Folk etymology. One further pattern in diachronic morphology we have not yet discussed is folk etymology. This is a change in the form of a word orphrase, resulting either from an incorrect popular notion of the term’s original meaning or from the influence of more familiar terms mistakenly taken to be analogous. “Sparrow-grass”, or “sparrygrass”, a regional-dialectic word derived by folk etymology from “asparagus”, and “cold slaw”, from “coleslaw”, reflect mistaken analogies. The Middle Ages were particularly fond of the first type of etymologizing, as can be seen in the common medieval spelling of “abomination” as “abhomination”, with an < h> in its middle. The word actually comes from the Latin ab, away from, and omen, evil sign or portent, and thus means an ill omen to be shunned. But throughout the sixteenth century, the assumption was that it had come from ab homine away from man, that is, something inhuman.
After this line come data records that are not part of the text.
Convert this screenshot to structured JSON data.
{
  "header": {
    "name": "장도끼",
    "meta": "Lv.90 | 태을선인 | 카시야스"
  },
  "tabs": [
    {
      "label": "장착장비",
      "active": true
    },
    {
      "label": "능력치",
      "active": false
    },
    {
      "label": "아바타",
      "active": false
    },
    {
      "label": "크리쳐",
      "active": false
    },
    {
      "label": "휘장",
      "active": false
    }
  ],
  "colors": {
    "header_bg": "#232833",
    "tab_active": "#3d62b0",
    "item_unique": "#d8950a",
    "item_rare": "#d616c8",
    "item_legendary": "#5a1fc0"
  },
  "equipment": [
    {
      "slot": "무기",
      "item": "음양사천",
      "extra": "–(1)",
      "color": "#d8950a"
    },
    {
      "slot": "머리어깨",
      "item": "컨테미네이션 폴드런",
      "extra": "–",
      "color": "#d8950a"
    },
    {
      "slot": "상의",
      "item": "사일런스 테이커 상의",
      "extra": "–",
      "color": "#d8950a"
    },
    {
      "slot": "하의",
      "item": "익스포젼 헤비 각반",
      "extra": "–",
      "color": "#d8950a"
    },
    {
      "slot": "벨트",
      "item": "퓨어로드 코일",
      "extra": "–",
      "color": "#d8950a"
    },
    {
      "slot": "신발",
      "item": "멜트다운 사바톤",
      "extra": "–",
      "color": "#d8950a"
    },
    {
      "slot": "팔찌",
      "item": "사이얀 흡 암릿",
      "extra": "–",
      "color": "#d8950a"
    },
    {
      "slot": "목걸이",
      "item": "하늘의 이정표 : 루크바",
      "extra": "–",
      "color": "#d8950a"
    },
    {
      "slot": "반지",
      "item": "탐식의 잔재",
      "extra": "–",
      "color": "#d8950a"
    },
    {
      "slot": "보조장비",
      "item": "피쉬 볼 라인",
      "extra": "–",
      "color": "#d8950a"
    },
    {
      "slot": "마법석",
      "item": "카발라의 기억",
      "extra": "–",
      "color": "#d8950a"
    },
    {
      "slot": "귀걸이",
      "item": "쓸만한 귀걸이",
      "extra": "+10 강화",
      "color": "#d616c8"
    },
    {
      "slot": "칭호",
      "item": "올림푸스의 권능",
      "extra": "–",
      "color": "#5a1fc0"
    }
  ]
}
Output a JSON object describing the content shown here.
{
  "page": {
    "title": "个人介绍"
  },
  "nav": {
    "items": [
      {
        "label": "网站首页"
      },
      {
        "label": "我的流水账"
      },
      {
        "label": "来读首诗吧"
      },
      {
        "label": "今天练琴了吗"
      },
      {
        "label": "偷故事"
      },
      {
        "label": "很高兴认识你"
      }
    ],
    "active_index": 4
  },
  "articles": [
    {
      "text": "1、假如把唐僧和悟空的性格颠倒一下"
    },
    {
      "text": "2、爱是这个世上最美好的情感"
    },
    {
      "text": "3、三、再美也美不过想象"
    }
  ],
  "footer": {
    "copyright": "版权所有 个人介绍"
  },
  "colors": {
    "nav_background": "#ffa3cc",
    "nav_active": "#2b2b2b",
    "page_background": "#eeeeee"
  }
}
All of these directions and processes of morphological change depend to some degree upon phonological shifts as well. All the changes stem from one of any language’s, and therefore one of the English language’s, more important traits: its open-ended acceptance of change, particularly lexical change. Bear in mind that the open-endedness in turn depends upon majority rule, or conventionality, which itself is an aspect of language’s systematic and sociocultural functions. Languages change because speakers participate in and accept the changes. Those lexical and structural shifts may reflect alterations in the speakers’ perceptions of the varying realities around them: social, political, economic, psychological, and so on. Alterations in a language over time probably reflect the alterations in the society of which that language is a part.